If any of those three conditions is not met, skip it. A goodbye that is awkward, rushed or unwelcome is worse than no goodbye. Your child will remember the last day of their schooling for a long time and you are allowed to curate that memory.
What do you tell the other parents?
As much or as little as you want. The phrase "we are moving to home education from [DATE]" is a complete explanation and it is reasonable to stop there. If someone is kind and you feel like saying more, go ahead. If someone is not kind, a polite "I would rather not get into it" closes the conversation without rudeness.

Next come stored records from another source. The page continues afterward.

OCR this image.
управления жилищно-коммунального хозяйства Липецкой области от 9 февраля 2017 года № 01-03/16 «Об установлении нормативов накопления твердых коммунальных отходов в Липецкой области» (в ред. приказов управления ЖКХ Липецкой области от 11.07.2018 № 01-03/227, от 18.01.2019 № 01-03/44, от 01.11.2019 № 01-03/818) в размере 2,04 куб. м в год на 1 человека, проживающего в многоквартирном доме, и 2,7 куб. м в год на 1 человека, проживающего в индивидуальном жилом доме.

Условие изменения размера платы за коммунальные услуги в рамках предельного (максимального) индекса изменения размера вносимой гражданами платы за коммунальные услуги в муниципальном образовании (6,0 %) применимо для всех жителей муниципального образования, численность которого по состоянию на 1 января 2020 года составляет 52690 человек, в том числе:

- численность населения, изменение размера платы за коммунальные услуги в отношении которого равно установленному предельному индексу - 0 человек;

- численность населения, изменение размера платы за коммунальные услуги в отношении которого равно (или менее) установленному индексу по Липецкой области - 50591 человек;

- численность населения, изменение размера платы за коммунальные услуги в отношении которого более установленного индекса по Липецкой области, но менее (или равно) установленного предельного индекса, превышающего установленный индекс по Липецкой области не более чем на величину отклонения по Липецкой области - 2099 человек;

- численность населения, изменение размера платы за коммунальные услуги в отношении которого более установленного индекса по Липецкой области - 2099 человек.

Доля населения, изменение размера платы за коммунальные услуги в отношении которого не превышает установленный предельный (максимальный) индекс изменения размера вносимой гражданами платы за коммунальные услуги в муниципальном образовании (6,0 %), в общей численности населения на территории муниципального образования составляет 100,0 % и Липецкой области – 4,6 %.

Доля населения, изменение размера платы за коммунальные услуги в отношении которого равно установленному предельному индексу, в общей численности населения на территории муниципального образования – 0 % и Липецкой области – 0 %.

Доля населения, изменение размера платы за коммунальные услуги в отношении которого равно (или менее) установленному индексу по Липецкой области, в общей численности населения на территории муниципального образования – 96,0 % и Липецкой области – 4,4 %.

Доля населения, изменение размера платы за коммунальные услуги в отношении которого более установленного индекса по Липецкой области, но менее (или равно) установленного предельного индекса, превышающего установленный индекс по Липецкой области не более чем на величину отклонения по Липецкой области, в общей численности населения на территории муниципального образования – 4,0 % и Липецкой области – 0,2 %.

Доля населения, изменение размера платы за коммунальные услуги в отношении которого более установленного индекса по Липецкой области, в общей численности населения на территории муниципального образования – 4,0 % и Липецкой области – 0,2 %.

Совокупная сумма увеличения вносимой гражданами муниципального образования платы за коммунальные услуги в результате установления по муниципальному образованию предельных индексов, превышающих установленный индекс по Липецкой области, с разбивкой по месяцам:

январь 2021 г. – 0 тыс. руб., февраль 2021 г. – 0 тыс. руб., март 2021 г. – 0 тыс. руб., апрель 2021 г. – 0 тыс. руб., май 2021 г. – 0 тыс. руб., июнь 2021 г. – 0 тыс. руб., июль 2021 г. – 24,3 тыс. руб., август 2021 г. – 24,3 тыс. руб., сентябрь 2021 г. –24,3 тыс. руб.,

What to brace for is the one parent at the gate who has strong feelings about home education, either pro or con. If they are pro, they will want to mentor you; if they are con, they will want to debate you. You do not have to be anybody's convert and you do not have to win anybody's argument. "Thank you, I am not looking for advice this week" is a complete sentence.
What should you ask for on the way out?
A copy of the school records. You are entitled to one for free under the UK General Data Protection Regulation (UK GDPR) right of access. The records will usually include your child's attendance history, any assessments, any SEND documentation, any behaviour notes, any safeguarding-related entries that are directly about your child and sometimes samples of work.
The reason to ask now rather than later is that the records often take a few weeks to arrive (the school has up to one calendar month to reply) and they are useful to the LA when you reply to the first elective home education (EHE) enquiry. You can quote dates, mention specific progress points and attach a reading-age figure if the records contain one. None of this is required, but it is sometimes quicker than reconstructing information from memory.
A simple email to the school office with the words "please provide a copy of my child's educational record under the right of access in UK GDPR" is all the request needs.
A real family's "what to tell the school" week
A mum we will call Rachel deregistered her Year 2 son on a Monday. On Tuesday she sent the class teacher a three-sentence thank-you note and a standing request for the records. On Wednesday her son wanted to go in one more time to say goodbye to his two closest friends; the class teacher arranged a ten-minute coffee at the end of the school day and it was, in Rachel's words, "the nicest part of the whole week."
On Thursday, Rachel sent a one-line reply to the parent-group WhatsApp saying she was moving her son to home education and thanking everyone for the playdates; four parents replied warmly and two went quiet. She did not chase the quiet ones. Two of the warm ones still meet them monthly a year later. The school records arrived by post three weeks after the initial request and sat, unread, in the "home education" folder until the LA's first letter.
Frequently asked.
- Do I have to tell the school why I am deregistering?
- No. There is no duty to give a reason. A single sentence ('we are moving to home education from DATE') is all the school needs to remove your child from the roll.
- Should I say goodbye to the class?
- Usually lovely, sometimes not. If the class teacher is kind and your child would like to, do it. If the school handled the lead-up badly or your child would rather a clean break, skip it.
- How do I ask for my child's school records?
- Email the school office: 'Please provide a copy of my child's educational record under the right of access in UK GDPR. [Child's full name, DOB, year group.]' They have up to one calendar month to reply and the records are free.
- What do I tell other parents at the gate?
- As much or as little as you want. 'We are moving to home education' is enough. You owe the parents group no more than you owe the school.
- How do I handle playdates with my child's school friends?
- Carry on exactly as before. Keep the friendships that work, drop the ones that do not and let your child lead. You do not have to be the parent who arranges everything.